I repeated the process on the base, as seen in the photo above.
Leaving more than enough ribbon to form a handle at the top of the lid, I attached the ribbon to the lid with a mint green floral brad (although you could use any other strong brad or small screw/nut combo to do this). This is how it looks from the outside ...
... and here is what it looks like from the back, once the brad is secured.
I covered the back of the brad with a piece of duck tape, just to be safe.
Next, I stretched the ribbon across the inside of the lid and secured it with this button brad, as shown.
Moving on to the back of the box, I used brads that look like screws (a screw/nut combo could also be used) to attach more of the ribbon, as you can see in the above pic. I made sure to leave a loop of ribbon at the top for a handle.
I kept the ribbon path flowing across the other half of the lid, attaching it with more brads and duck tape. I also formed the other ribbon loop handle at the top of the lid, which I secured with the first brad and more duck tape.
Here's how the box looked with the ribbon handles fully attached. The lunchbox could be left as is at this point, but I decided to fill in the clear window with some of the tissue paper, the zig-zagged paper bag and the rectangle card stock coupon from this month's Eco Emi.
After carefully deconstructing the paper bag, I cut off a rectangular section of it, using the original fold as a guide.
Then, I taped on some of the tissue paper and the backside of the coupon card, which I personalized with an "H" for Hayden.
I placed my design inside the lid's window, so it could be seen clearly.
I used duck tape to attach it and to cover the back of the paper, protecting it from whatever gets put inside the finished lunchbox.
To match the lunchbox, I used the remaining piece of paper bag and tissue paper to create a coordinating design for a roll-up utensil holder/carrier.
I decided to cover it in contact paper, so the finished product could be easily wiped clean, as needed.
Then, I trimmed off the excess contact paper.
I wrapped metallic duck tape around the edges and folded it to form a pocket.
I added more duck tape strips to act as pocket dividers, just the right size to hold the tiny utensils.
Since I wanted to roll up the utensil holder, I also needed some of the matching ribbon to tie the roll shut.

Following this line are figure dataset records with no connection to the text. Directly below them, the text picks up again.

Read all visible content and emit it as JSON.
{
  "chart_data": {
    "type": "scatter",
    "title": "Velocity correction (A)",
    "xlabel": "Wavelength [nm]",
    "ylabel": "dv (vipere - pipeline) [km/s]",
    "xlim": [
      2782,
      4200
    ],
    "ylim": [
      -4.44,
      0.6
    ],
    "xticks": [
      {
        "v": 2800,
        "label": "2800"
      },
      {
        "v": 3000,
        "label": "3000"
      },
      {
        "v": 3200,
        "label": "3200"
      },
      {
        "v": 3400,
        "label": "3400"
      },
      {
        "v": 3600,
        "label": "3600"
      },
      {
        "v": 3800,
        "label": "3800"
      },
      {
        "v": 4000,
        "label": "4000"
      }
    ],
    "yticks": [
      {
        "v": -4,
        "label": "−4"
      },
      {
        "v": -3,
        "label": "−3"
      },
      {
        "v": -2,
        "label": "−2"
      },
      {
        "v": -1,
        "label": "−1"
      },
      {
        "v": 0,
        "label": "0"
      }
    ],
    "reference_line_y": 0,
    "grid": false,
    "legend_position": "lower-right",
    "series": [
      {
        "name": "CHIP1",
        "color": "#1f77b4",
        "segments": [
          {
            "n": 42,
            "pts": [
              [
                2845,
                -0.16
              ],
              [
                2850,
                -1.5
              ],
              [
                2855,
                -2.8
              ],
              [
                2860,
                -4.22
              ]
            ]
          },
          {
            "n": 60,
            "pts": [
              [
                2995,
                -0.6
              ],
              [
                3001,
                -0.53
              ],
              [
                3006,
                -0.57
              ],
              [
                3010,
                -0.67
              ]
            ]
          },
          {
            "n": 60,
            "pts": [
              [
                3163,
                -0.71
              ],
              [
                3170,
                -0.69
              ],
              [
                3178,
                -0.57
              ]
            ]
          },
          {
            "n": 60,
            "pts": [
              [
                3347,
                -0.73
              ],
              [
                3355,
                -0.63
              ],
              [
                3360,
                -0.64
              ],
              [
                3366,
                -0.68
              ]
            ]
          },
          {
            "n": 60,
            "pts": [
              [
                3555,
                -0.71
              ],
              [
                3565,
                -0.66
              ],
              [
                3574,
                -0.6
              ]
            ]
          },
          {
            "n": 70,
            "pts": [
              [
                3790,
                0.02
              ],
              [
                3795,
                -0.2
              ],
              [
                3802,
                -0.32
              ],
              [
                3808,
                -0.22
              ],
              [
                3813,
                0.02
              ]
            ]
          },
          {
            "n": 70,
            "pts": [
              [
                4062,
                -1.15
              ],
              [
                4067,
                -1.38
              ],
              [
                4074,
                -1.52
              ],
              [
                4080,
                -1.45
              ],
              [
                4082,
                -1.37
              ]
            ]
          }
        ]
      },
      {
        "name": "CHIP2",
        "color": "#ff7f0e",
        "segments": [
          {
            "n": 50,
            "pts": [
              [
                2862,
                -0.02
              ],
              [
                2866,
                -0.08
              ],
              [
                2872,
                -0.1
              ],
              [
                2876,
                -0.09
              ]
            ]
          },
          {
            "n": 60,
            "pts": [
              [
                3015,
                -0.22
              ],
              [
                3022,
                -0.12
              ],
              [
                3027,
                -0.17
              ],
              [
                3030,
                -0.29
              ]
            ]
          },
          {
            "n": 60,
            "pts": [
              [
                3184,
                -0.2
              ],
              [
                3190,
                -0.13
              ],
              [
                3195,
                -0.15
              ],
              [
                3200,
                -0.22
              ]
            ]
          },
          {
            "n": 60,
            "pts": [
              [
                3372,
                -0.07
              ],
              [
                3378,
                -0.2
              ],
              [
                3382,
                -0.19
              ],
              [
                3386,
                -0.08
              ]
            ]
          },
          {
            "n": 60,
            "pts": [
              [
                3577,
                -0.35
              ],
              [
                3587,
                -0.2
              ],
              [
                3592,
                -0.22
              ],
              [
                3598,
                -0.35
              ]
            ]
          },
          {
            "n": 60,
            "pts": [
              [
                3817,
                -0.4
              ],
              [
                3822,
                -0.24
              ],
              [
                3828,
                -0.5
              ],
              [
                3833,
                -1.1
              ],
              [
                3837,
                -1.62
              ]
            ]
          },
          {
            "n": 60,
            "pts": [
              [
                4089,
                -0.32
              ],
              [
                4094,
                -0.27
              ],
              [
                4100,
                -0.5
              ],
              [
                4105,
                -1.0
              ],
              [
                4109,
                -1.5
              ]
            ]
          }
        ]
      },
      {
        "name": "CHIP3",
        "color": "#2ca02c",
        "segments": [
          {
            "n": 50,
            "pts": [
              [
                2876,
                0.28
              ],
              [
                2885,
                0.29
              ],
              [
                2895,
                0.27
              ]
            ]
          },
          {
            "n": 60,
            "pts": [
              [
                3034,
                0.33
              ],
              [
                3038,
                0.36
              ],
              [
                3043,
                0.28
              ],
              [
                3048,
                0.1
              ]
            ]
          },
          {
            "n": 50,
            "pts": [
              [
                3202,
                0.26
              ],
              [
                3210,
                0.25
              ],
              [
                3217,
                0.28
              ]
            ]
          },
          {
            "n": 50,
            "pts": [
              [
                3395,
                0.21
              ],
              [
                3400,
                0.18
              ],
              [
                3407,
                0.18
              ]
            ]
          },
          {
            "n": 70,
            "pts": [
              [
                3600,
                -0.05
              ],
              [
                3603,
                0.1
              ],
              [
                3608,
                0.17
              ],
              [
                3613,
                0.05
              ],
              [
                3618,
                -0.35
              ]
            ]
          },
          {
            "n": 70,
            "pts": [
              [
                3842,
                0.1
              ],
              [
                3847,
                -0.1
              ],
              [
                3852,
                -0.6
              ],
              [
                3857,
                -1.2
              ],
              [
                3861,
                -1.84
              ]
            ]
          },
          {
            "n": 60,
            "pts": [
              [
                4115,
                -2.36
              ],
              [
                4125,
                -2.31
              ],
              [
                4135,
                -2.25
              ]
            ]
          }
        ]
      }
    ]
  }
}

I used a brad to attach the ribbon, near the end of the roll.
Then, I rolled up the utensil holder to determine where I should place the other brad.
This is how the utensil holder looks unrolled with both brads securing the ribbon in place.
Here is how it looks from the inside ...
... and this is the finished utensil holder when rolled and tied shut.
See how perfectly it fits in Hayden's new lunchbox ...
... and her having fun showing it off for you.